The estrogenic effect at the genomic level of 5-HT2A receptor could be by the ER. Hence, we sought the presence of an estrogen responsive element in the rat 5-HT2A receptor gene promoter. No correspondence was found between the palindromic sequence GGTCAnnnTGACC of the estrogen responsive element (Truss and Beato 1993) and the complete sequence of the 5-HT2A receptor promoter (Du et al. 1994). However, non-hormone response element containing genes, such as the AP1 response element (Paech et al. 1997), can also respond to the ER ligand (Katzenellenbogen et al. 1996) and are present in the 5-HT2A promoter (Fink et al. 1998). Further investigation with gel shift and DNA footprinting assays are required to clearly investigate this issue.

Nevertheless, it is interesting to compare the distribution of the 5-HT2A receptor mRNA with ER α and ER β subtypes. Note that the distribution found with [3H]ketanserin binding and the 5-HT2A receptor cRNA specific probe by in situ hybridization were similar to a previous report using [3H]ketanserin and oligonucleotides (Mengod et al. 1990). Strongest hybridization signal of the 5-HT2A receptor cRNA probe was found in cortical regions of the brain such as the frontal cortex that is the region where a strong estrogenic effect was observed. Little hybridization signal from the specific cRNA probe of the ER β but no ER α subtype was found in the frontal cortex (Laflamme et al. 1998). The β form of the ER is generally less abundant and highly localized within the limbic system including the nucleus accumbens where an estrogenic effect was also observed and no ER α mRNA was found. Thus, the comparison of our results with those of Laflamme et al. (1998) suggests that the estrogenic effect on 5-HT2A receptors would be mediated by the ER β, rather than α, the mRNA for which is present in the cortical regions as well as in the nucleus accumbens of the rat brain. No expression of the receptor α and β was found in the striatum. Hence, unless there is a third type of ER, the estrogenic effect reported here and in previous studies (Cyr et al. 1998; Fink and Sumner 1996; Sumner and Fink 1993, 1998) on striatal 5-HT2A receptors would depend on a non-genomic mechanism, or, alternatively, on inputs from other regions that do contain ERs. An effect of estradiol on membrane fluidity is also possible since the effect of one injection of estradiol on 5-HT2A receptor was previously reported (Fink and Sumner 1996) and changes in membrane fluidity can alter [3H]5-HT binding (Heron et al. 1980).
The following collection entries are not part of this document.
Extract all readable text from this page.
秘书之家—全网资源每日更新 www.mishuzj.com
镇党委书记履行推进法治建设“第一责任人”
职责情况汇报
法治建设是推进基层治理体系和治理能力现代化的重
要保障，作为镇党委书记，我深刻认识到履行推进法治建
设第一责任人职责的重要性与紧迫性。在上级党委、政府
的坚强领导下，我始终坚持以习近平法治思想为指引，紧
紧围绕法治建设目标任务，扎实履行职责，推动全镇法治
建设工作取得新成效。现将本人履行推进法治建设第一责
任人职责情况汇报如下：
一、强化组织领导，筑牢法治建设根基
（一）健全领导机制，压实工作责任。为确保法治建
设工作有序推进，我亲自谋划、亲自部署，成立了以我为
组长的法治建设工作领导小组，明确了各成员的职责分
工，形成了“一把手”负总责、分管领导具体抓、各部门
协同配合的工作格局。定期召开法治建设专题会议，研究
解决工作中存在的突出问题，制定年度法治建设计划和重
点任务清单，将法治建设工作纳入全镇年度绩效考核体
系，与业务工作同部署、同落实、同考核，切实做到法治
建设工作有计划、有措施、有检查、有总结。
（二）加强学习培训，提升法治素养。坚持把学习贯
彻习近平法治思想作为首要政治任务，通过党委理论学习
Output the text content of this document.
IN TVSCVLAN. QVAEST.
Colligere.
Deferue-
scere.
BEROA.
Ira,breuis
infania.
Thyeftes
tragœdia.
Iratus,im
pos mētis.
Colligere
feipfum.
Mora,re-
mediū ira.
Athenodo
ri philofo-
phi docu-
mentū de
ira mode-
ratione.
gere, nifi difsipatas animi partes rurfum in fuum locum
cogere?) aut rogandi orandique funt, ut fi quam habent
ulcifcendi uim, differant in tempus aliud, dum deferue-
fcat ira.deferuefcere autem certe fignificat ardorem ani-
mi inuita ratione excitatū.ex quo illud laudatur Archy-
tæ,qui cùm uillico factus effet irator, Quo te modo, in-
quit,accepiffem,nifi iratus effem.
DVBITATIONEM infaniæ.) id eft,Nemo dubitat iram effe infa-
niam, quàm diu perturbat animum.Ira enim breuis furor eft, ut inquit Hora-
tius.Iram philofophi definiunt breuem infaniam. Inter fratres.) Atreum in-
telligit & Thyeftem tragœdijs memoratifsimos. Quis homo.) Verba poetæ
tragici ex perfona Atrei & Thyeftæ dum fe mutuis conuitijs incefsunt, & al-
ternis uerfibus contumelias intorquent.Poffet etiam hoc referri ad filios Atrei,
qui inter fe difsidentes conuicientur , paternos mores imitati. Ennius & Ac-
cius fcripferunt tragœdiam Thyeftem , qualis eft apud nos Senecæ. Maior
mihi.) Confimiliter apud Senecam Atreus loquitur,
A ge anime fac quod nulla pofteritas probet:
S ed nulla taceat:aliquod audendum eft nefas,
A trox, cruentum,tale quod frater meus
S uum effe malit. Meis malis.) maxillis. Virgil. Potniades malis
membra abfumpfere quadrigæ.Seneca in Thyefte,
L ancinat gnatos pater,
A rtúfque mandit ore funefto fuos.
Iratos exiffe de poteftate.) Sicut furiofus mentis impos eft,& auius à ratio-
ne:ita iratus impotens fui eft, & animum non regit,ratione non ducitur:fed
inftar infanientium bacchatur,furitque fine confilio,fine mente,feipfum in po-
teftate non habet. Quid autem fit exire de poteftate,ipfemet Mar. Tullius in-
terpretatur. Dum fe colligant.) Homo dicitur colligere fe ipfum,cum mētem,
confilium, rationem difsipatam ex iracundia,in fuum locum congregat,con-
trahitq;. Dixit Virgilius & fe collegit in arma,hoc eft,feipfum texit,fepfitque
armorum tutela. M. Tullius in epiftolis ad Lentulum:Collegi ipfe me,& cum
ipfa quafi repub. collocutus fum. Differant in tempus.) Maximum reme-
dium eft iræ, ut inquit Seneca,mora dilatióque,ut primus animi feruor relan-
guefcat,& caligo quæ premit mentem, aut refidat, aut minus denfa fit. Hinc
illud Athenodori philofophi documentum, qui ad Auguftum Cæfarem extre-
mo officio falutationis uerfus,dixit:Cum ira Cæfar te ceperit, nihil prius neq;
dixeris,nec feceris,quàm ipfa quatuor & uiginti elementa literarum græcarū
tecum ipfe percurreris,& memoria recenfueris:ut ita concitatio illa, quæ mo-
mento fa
In conclusion, the decrease of brain 5-HT2A receptor after ovariectomy could bring a predisposition factor for schizophrenia and depression in women around the age of menopause. An estradiol treatment therapy, as well as DHEA and SERM treatment, may protect against these predispositions. The mechanism of this protective estrogenic effect may be through the ER β rather than α, which will, in turn, activate expression of 5-HT2A receptors at the genomic level. The net effect would be an activation of cortical activity.